By Peter Bernstein November 04, 2015

Other than terrorism and the continuing global economic challenges, the world stage faces few crises as pressing as climate change.  So, three weeks ahead of the UN climate change conference to be held in Paris, COP21, there is an interesting report out from international not-for-profit CDP, which holds the most comprehensive set of global corporate environmental data.  It has released its annual Climate Change Report on behalf of 822 investors representing US$95 trillion.  

Using what is characterized as “the most comprehensive set of global corporate environmental data,” the report reveals the extent to which corporations have shifted their strategies over the past five years in order to address climate change.  CDP compares data from 1,997 companies this year, with data from 1,799 in 2010.  What it found is that companies globally are investing in capabilities in order to transition to a low carbon economy.

Plus, CDP encouragingly reports that 94 percent of companies now assign board or senior management to address climate change; three quarters of companies offer incentives for improving climate performance; and nine of every ten companies have activities in place that are lowering their carbon output. Also, the percentage of businesses with plans to reduce greenhouse gas emissions has also more than doubled.

We’ve got you on the list!

The new publication includes the 2015 Climate A List, which comprises those companies identified as A grade for their actions to mitigate climate change. It is worth a download to see if your favorite brands made the list.  In fact, what is interesting is that of the almost 2,000 companies that applied to be independently assessed against CDP’s scoring methodology, 113 made the A list and tech companies stood out. 

The list includes such household names as Apple, Microsoft and Google, the three largest by market capitalization. Other noteworthy ICT companies that made the list are: Accenture, Alcatel-Lucent, Cisco, EMC, HP, Hitachi, Juniper, LG and Samsung on the product side of things and Proximus (formerly Belgacom), KT Corporation, LG Uplus, Sprint, Swisscom, Telefonica and Telenor Group representing communications services. 

Image via Shutterstock

The list is obviously important, but just how important can be seen in Appendix II of the report. In a bit of an exercise to publically shame them, there is a list of the largest non-responders by market capitalization.  For example, noteworthy for their absence are Agricultural Bank of China Ltd, Berkshire Hathaway, and Facebook, the three largest by market capitalization companies that have failed to disclose to investors via CDP.

What is also important is, as the headline above touts, that the report poses the question, “At a tipping point?” The short answer is yes! The 74 page report, with a slew of facts and figures, provides ample substantiation. 

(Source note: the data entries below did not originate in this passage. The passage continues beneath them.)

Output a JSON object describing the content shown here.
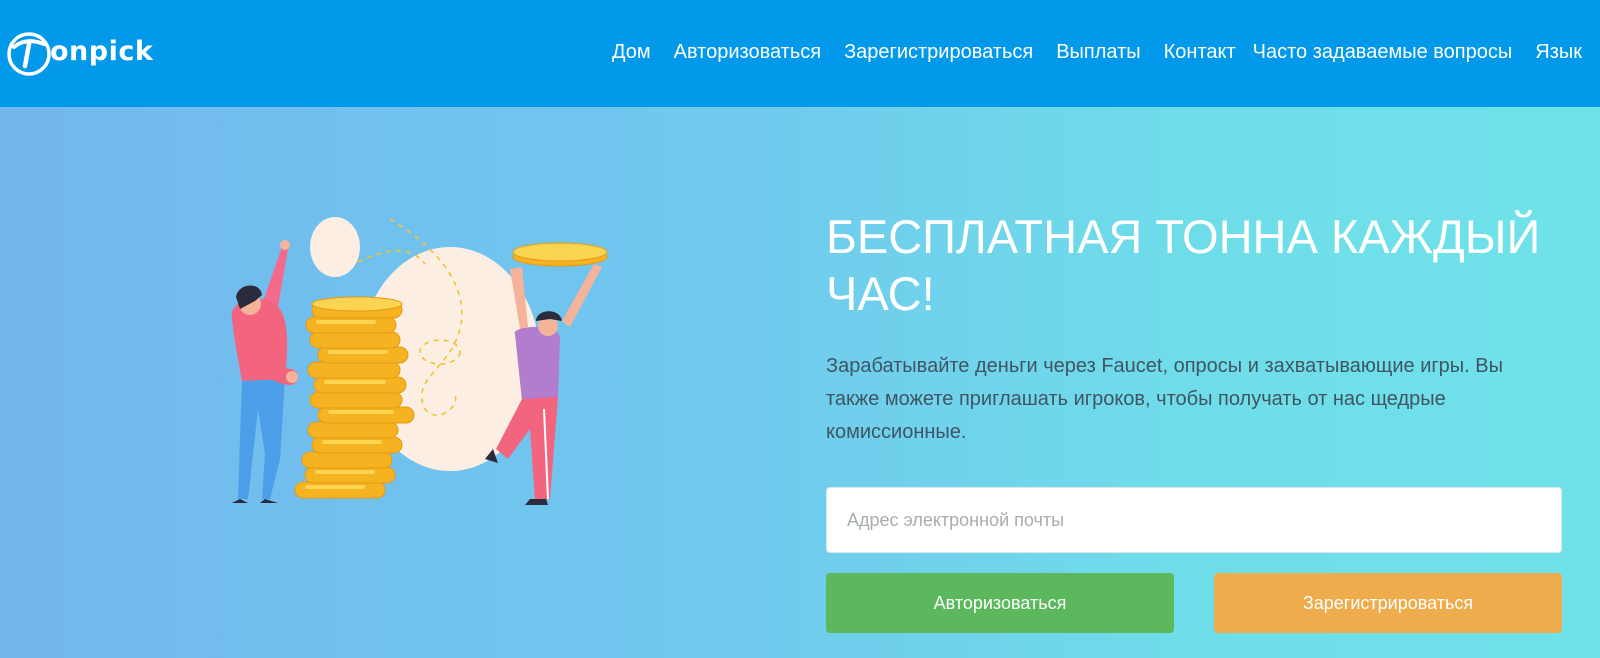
{
  "brand": {
    "name": "onpick",
    "logo_icon": "tonpick-t-logo-icon"
  },
  "nav": {
    "items": [
      {
        "label": "Дом"
      },
      {
        "label": "Авторизоваться"
      },
      {
        "label": "Зарегистрироваться"
      },
      {
        "label": "Выплаты"
      },
      {
        "label": "Контакт"
      },
      {
        "label": "Часто задаваемые вопросы"
      },
      {
        "label": "Язык"
      }
    ]
  },
  "hero": {
    "title": "БЕСПЛАТНАЯ ТОННА КАЖДЫЙ ЧАС!",
    "description": "Зарабатывайте деньги через Faucet, опросы и захватывающие игры. Вы также можете приглашать игроков, чтобы получать от нас щедрые комиссионные.",
    "illustration": "people-with-coin-stack-illustration"
  },
  "form": {
    "email_placeholder": "Адрес электронной почты",
    "email_value": "",
    "login_label": "Авторизоваться",
    "register_label": "Зарегистрироваться"
  },
  "colors": {
    "navbar": "#0299ea",
    "login_button": "#5cb85c",
    "register_button": "#eeac4c",
    "hero_text": "#3f5563"
  }
}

Commenting on the report, CDP’s executive chairman and co-founder Paul Dickinson says: “The influence of the corporation is mighty. The momentum of business action on climate change suggests we have reached a tipping point, where companies are poised to achieve their full potential. They need ambitious policy at both a national and international level that will support them in this regard and will catalyze participation from industry at scale.”

Meg Whitman, President and CEO at Hewlett Packard Enterprise, which has achieved A List status this year, says: “We must take swift and bold action to address the root causes of climate change. This means disrupting the status quo - changing the way we do business, holding ourselves and others accountable, and creating innovative solutions that drive a low-carbon economy.”

Finally, again looking at the value of shame, CDP says:  “The growing momentum among the corporate world is coinciding with increasing engagement on climate change from the investor community. If the recently introduced landmark pension fund voting guidelines known as the Red Lines are applied, failure to disclose to CDP may put chairpersons’ jobs at risk. And more investors are betting on a sustainable future: US$21.4 trillion was invested in 2014 in funds with environmental, social and governance mandates, up 61% in two years.”

Without getting into the politics of climate change, the stewardship and acceptance of eco-sustainability responsibilities across the board is impressive, as is the inclusion of so many ICT companies who through data transparency, investments and performance are showing that it is possible to be not just good corporate citizens but also it is possible to do well by doing good.